Duxelina se aproximou com cuidado, ajustando seus patins e observando a paisagem. Aquele era um dia especial, perfeito para aproveitar o inverno com calma e alegria.
Com um leve impulso, Duxelina começou a patinar. No início, seus movimentos eram lentos e cuidadosos, mas logo ela encontrou equilíbrio. O som suave dos patins cortando o gelo parecia acompanhar seus passos.
Ela sorriu ao sentir o vento frio no rosto e o cachecol balançando no ar. Patinar não era apenas se mover; era sentir o momento.

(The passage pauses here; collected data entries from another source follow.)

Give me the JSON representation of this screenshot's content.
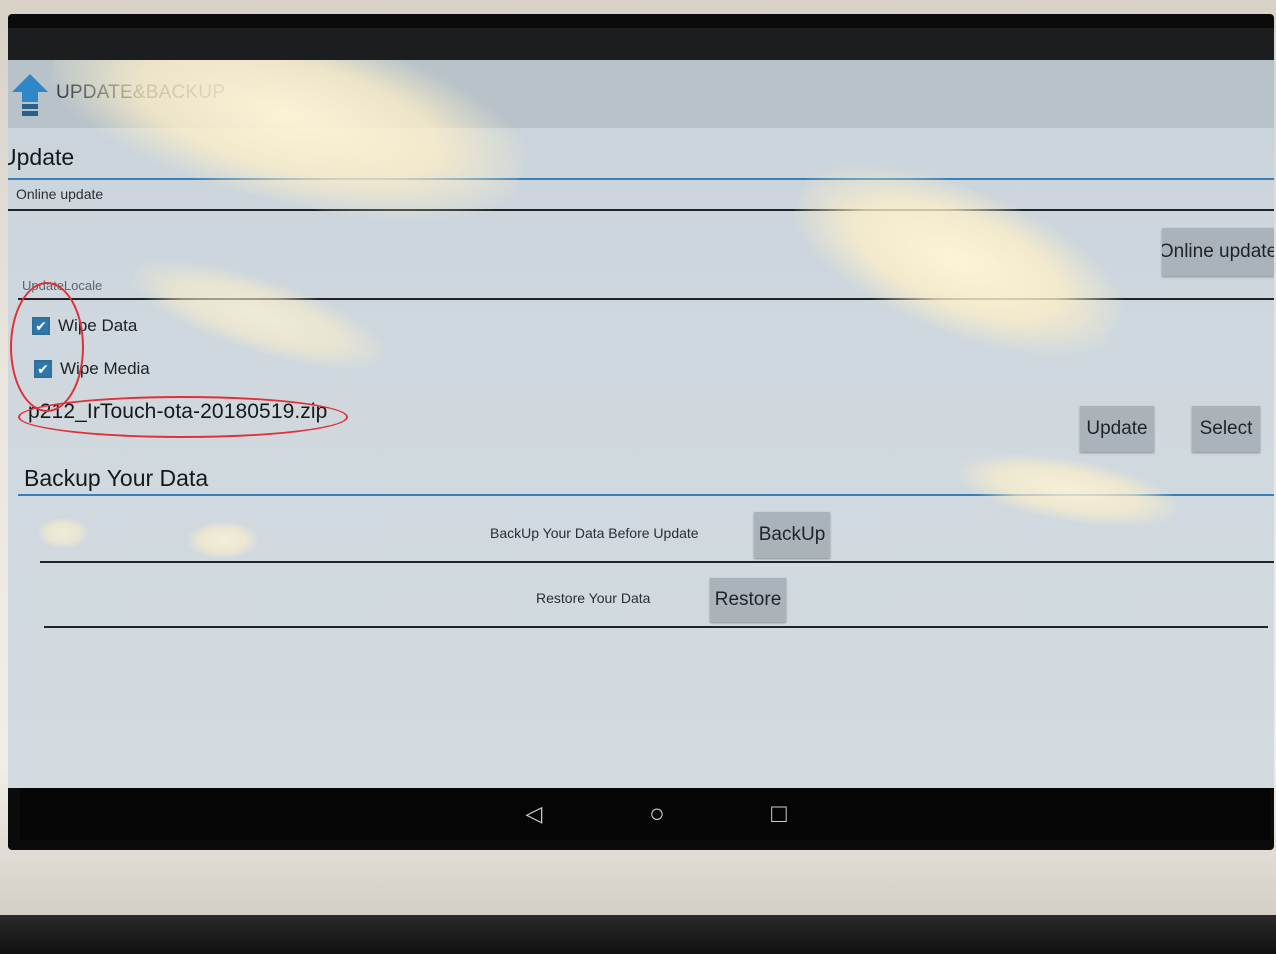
{
  "app": {
    "title": "UPDATE&BACKUP"
  },
  "update": {
    "section_title": "Update",
    "online_label": "Online update",
    "online_button": "Online update",
    "local_label": "UpdateLocale",
    "wipe_data_label": "Wipe Data",
    "wipe_data_checked": true,
    "wipe_media_label": "Wipe Media",
    "wipe_media_checked": true,
    "filename": "p212_IrTouch-ota-20180519.zip",
    "update_button": "Update",
    "select_button": "Select"
  },
  "backup": {
    "section_title": "Backup Your Data",
    "backup_label": "BackUp Your Data Before Update",
    "backup_button": "BackUp",
    "restore_label": "Restore Your Data",
    "restore_button": "Restore"
  },
  "navbar": {
    "back_glyph": "◁",
    "home_glyph": "○",
    "recents_glyph": "□"
  },
  "colors": {
    "screen_bg": "#cfd8de",
    "action_bar_bg": "#b7c2c9",
    "accent_blue": "#3a7fb5",
    "button_bg": "#aab3ba",
    "annotation_red": "#e0303a"
  }
}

Ao se aproximar da árvore, Duxelina diminuiu a velocidade. As luzes coloridas brilhavam com delicadeza, refletindo no gelo como pequenas estrelas. No topo da árvore, uma estrela dourada parecia observar tudo com carinho.
Duxelina tocou levemente um dos enfeites e pensou em como o Natal era feito de pequenos detalhes cheios de significado.
Enquanto patinava ao redor da árvore, Duxelina pensou em tudo o que aquele ano havia trazido. Aventuras simples, momentos tranquilos e muitas histórias para imaginar. O gelo, a neve e as luzes pareciam convidar à reflexão e à gratidão.
Ela percebeu que não precisava de pressa. O Natal era sobre estar presente e aproveitar cada instante.
Com movimentos suaves, Duxelina começou a desenhar círculos no gelo com os patins. Cada volta deixava marcas leves, como desenhos invisíveis que logo desapareceriam com a neve.
Ela imaginou crianças colorindo aquela cena, escolhendo cores para o céu, para a árvore e para o brilho do gelo.
Mesmo com o ar gelado, Duxelina sentia um calor especial no coração. Era o tipo de alegria que não faz barulho, mas que permanece por muito tempo. O inverno parecia menos frio quando vivido com tranquilidade.
As árvores ao redor estavam cobertas de neve, e tudo parecia protegido por um silêncio acolhedor.
Com o passar do tempo, Duxelina diminuiu o ritmo e parou perto da árvore. Olhou ao redor e respirou fundo. Aquele momento simples tinha se transformado em uma lembrança preciosa.
Ela sabia que o Natal não precisava ser grandioso para ser especial.
Antes de sair do lago, Duxelina olhou mais uma vez para a árvore iluminada. As luzes continuavam brilhando, mesmo com a neve caindo lentamente.
Com passos calmos, ela deixou o gelo, levando consigo a sensação de paz e alegria. Aquela dança suave no gelo ficaria guardada no coração — pronta para ser lembrada, contada e colorida.